This content has been archived. It may no longer be relevant
The first few weeks in Prague have been very busy. The participants have already stayed in three different hostels in two towns.
The students started off staying at Sir Toby’s Hostel in the city of Prague, Czech Republic. This particular section wasn’t as tourist-oriented as some parts of Prague, and required the participants to rely on the little bit of Czech language they had learned on campus. The Principia abroad art studios are located in a functionalist work building that has an art gallery and studios called Divus. Here, they attend language classes with a professor who wrote a thesis on how to teach foreigners Czech. There are three studios that the abroad occupies, so each student has his or her own work space in which to work on large-scale drawings.
The abroad has been meeting frequently and having lectures with practicing artists and writers. “The students are bringing deep commitment to their creative work and to their encounters with Czech writers, artists and scholars. In return, the Czech writers and artists who have met and worked with the Prague abroad students have been very impressed with the students’ work ethic, intellectual curiosity and creativity. It’s been an exciting exchange of ideas,” said English professor Dinah Ryan.
There was a video art workshop from internationally-known Slava Sobotovina, a top name in the video art scene in the Czech Republic. Each participant created four works of video art and there are basic plans in the works for a video art show in Prague at the end of the abroad.
The participants have been reading works by Franz Kafka, an important Czech writer who lived in Prague. Petr A. Bílek, a professor at Charles University in Prague, gave a lecture to the students on Kafka as they were reading through Kafka’s short story The Metamorphosis and tried their own hand at writing a surrealist short story. The abroad participants are currently working on a Kafka scavenger hunt all over the city, looking for places he lived and various monuments in his name. They are expected to grow artistically both through writing about and drawing the places they are finding.
The abroad has visited the largest and the second-largest castles in the Czech Republic. The largest is in Prague and the second-largest is in the smaller town of Český Krumlov, a town that the participants lived in for almost a week. Český Krumlov is built into the bend in the Vltava River, the same north-flowing river that runs through Prague. It was once the capital of Bohemia.

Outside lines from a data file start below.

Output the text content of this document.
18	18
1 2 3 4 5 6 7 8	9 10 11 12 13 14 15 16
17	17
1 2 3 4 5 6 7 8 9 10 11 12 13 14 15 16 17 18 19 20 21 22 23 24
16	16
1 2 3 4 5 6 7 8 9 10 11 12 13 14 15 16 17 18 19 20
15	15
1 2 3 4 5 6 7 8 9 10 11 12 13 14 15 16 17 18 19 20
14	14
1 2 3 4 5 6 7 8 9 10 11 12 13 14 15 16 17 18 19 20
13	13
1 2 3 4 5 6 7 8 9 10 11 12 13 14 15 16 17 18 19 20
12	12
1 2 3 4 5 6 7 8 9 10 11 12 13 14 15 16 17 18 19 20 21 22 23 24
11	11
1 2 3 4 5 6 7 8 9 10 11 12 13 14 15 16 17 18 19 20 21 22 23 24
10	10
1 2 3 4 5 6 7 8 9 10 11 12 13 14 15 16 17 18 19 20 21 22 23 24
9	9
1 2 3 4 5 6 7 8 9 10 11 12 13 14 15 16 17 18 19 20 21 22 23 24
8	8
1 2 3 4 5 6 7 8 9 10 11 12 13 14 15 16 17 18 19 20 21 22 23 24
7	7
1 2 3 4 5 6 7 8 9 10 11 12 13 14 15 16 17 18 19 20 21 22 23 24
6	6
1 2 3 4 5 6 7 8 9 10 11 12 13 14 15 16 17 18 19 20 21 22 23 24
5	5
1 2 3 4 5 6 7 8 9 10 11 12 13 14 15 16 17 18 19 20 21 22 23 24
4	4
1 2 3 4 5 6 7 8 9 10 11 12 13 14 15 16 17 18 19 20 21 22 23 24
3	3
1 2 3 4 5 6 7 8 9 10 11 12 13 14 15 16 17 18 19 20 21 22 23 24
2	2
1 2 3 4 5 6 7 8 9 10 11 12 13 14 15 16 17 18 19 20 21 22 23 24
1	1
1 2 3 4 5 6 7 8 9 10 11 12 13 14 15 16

The students stayed at Krumlov house, which is run by the editor and founder of the literary magazine The Literary Bohemian, Carolyn Zukowski. Zukowski ran a poetry workshop and two classes about literary magazines.
Junior Barrett Crosby has enjoyed the “awesome opportunity to go to sites in the Czech Republic, feel inspired and gather the information needed to create conceptual art.” She has also enjoyed how the abroad professors require the students to push past their artistic comfort zones.
The abroad has daily metaphysical meetings where the students are diving into topics that individuals either want to explore or want help with. Another aspect of the abroad is daily drawing and writing. The students are expected to carefully and slowly walk through various art galleries and museums drawing and writing about the things they are observing, hearing and reading.
Some of these museums and art galleries the abroad attended all together but part of the abroad program curriculum includes “Prague Is Your Teacher” days where the participants are given 200 CZK, or $10, to go see something in Prague that the student is interested in. Usually the money is to be spent seeing a museum, an art gallery or historic site that the group is not going to as a unit. The participants are expected to write about their experiences and be prepared to talk about the things they saw and learned while on their own or in small groups for a few hours.
The participants are currently staying at Little Town Budget Hotel which is in the middle of a touristy Prague. Each room has its own kitchen so the students are able to do grocery shopping and cook their own food. They also have to take their laundry by metro and sit at the laundromat for a few hours. The students quickly picked up on Prague’s public transportation and are expected to get from the hotel to class on their own every morning.
The abroad also has very few group meals so it is up to each student to find a place to eat. They have all become skillful at finding quality food at cheaper prices by treading off the touristy path by a block or two.
Every day has had a different feel for this abroad group, and the attention to academic work and daily drawing and writing has improved student ability greatly in a short period of time.